Software. The stuff that makes computers go. The instruction set that infuses the inert, the blank, and the dark with the imitation of life. The stuff that permits the same computer that makes out your tax return to also make out your photographs.
What Does It Take to Make a Believer?
Whether or not magic is metaphysical, it's certainly supernatural. "Super" as in "superior to." Nature dictates the laws of light, the laws of optics. Software magic is above all that, and sometimes says phooey to it.
But it took some kind of wizard to make the public believe. Remember the immersive-photography craze? In some cases done literally with mirrors, it turned the computer screen into a window, past which the whole wide world (or as much as was in the picture) could spin. It put the spectator into the hole in a doughnut of reality. It let you look up, look down, look behind. Companies like IPIX came into the world, convinced they would take it by storm marketing simple point-and-shoots—the Olympus D-340 is one we recall, essentially the second Olympus on the market—with a special lens that could turn each photo into a whirling dervish.
It was magical, all right, but the sales weren't. Outside of experimenters and hobbyists and the occasional real-estate broker, there just didn't seem to be much interest from the picture-taking public. Why not? We're not even sure anybody asked.

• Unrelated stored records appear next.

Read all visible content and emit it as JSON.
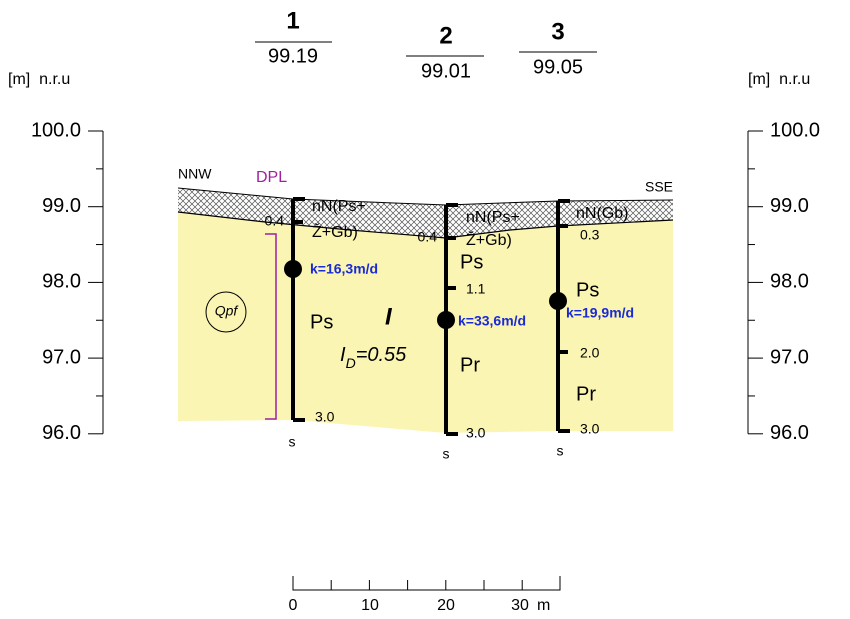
{
  "axis_left": {
    "unit": "[m]  n.r.u",
    "ticks": [
      "100.0",
      "99.0",
      "98.0",
      "97.0",
      "96.0"
    ]
  },
  "axis_right": {
    "unit": "[m]  n.r.u",
    "ticks": [
      "100.0",
      "99.0",
      "98.0",
      "97.0",
      "96.0"
    ]
  },
  "directions": {
    "left": "NNW",
    "right": "SSE"
  },
  "dpl": "DPL",
  "stratigraphy": "Qpf",
  "layer": {
    "number": "I",
    "id_symbol": "I",
    "id_subscript": "D",
    "id_value": "=0.55"
  },
  "boreholes": [
    {
      "number": "1",
      "elevation": "99.19",
      "labels": [
        "nN(Ps+",
        "Ž+Gb)",
        "0.4",
        "k=16,3m/d",
        "Ps",
        "3.0",
        "s"
      ]
    },
    {
      "number": "2",
      "elevation": "99.01",
      "labels": [
        "nN(Ps+",
        "Ž+Gb)",
        "0.4",
        "Ps",
        "1.1",
        "k=33,6m/d",
        "Pr",
        "3.0",
        "s"
      ]
    },
    {
      "number": "3",
      "elevation": "99.05",
      "labels": [
        "nN(Gb)",
        "0.3",
        "Ps",
        "k=19,9m/d",
        "2.0",
        "Pr",
        "3.0",
        "s"
      ]
    }
  ],
  "scale_bar": {
    "labels": [
      "0",
      "10",
      "20",
      "30"
    ],
    "unit": "m"
  }
}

So let's take an educated guess. It was the late 1990s, and the public as a whole was yet unaccustomed to viewing photos on computer screens. As they approached this suspicious and intimidating entity of digital photography, they yearned for it to be as normal—as unmagical—as could be. On top of that, they didn't want all the doodads that went with creating immersive photos: the time, the effort, and, often as not, the flawed results. They wanted to snap the shutter, drop the pictures off at the minilab, come back in an hour for prints. Just like Grandpa used to do.

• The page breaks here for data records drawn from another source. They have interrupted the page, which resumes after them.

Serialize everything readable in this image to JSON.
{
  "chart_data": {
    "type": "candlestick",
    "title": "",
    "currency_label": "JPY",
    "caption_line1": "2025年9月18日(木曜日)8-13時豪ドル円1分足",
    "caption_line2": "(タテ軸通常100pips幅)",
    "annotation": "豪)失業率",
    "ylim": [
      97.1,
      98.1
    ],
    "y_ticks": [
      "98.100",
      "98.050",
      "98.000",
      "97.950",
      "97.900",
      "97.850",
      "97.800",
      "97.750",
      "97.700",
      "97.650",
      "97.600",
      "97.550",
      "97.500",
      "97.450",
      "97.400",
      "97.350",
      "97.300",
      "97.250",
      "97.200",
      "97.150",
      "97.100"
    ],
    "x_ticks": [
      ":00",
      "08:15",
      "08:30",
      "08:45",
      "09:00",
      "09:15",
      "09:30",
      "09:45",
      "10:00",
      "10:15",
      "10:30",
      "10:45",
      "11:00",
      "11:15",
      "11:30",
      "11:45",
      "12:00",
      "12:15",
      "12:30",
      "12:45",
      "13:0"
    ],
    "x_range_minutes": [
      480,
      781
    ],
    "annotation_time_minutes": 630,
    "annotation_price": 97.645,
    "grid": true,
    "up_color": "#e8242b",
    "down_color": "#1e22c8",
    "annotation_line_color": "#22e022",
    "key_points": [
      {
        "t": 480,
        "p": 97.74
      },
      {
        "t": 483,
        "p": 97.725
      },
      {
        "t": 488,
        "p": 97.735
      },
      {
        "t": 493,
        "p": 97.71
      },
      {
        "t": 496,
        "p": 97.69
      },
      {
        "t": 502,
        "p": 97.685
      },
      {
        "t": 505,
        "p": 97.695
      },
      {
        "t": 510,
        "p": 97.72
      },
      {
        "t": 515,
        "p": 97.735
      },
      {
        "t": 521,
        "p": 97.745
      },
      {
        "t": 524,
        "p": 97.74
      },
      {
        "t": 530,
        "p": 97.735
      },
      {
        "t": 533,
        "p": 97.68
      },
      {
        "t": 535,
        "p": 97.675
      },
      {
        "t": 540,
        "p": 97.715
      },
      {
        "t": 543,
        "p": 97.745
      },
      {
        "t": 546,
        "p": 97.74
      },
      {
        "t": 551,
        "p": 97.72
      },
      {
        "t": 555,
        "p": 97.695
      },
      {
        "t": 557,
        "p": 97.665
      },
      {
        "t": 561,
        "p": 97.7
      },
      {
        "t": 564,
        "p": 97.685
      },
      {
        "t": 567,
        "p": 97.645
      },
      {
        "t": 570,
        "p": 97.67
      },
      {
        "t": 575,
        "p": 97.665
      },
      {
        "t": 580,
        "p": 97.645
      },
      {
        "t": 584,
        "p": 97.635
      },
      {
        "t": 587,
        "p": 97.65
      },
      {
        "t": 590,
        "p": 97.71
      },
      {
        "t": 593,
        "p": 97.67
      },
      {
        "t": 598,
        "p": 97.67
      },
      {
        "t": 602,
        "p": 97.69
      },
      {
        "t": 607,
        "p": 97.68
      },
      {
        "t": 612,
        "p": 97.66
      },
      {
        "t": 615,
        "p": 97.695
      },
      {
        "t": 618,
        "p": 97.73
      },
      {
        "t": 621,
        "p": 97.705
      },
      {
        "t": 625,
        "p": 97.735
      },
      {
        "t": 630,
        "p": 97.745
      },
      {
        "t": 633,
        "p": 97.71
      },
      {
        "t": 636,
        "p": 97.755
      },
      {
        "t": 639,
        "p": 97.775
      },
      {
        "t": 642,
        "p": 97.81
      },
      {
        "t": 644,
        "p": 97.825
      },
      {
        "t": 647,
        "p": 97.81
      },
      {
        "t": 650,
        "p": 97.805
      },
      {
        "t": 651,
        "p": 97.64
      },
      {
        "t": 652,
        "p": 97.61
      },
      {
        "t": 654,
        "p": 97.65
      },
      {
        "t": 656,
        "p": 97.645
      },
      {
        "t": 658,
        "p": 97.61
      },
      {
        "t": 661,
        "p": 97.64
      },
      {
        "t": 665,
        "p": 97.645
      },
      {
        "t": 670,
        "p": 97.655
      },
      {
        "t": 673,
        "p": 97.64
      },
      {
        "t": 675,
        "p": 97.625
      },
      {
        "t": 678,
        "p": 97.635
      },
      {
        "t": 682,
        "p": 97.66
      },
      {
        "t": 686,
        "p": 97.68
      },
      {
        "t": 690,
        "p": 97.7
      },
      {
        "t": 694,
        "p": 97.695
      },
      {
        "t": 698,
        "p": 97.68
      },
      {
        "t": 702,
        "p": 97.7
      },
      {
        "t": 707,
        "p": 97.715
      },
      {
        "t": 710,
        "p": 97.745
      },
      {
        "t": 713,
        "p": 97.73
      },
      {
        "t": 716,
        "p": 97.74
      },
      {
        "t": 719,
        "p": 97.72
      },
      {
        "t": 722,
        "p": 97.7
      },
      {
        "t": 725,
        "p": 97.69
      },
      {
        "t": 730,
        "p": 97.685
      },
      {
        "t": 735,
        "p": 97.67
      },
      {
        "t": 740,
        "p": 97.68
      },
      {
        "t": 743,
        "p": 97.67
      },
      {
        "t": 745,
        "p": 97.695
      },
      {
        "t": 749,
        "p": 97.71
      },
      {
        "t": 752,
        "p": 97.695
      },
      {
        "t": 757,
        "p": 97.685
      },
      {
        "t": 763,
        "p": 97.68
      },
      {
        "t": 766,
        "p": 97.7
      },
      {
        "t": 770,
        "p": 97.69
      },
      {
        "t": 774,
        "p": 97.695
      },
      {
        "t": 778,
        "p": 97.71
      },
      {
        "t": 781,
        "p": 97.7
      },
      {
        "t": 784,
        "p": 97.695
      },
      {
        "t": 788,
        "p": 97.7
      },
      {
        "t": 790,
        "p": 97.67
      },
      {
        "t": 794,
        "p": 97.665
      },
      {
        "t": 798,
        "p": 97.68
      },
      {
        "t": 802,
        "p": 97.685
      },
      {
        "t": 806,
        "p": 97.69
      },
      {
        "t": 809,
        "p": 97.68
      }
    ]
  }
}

Undaunted, the software industry lowered its sights. Instead of stitching a full circle of photos together (as some immersive systems did), how about stitching just a few? So that, instead of the hole of the doughnut, you get CinemaScope?
Where immersive software produced results that were, arguably, gimmicky, panoramic software had some tangible advantages. Lens doesn't have enough of a wide angle? Can't back away enough to get a large subject in frame? Why not take two or three pictures, horizontally or vertically, and stitch them together in software? What a great idea. And with a little bit of care, it works.
But subjects suitable to stitched photos usually have to be motionless. If your stitched panorama is a streetscape, and somebody was out walking when you snapped your pix, he may appear twice in the final result. Stitched pictures work, but they work best with still-lifes.
Pulling Rabbits from Hats
One of the challenges of the times, of course, was that we were trying to pull big rabbits from small hats. Many of those software programs were processor-intensive, and the old AT-bus computer had neither speed nor capacity. Software fun-and-games could be successful, but it could also be time-consuming in a world raised on instant gratification.
Today, of course, the hats are bigger. The computer you buy now for 700 bucks has the throughput practically of what they once called supercomputers.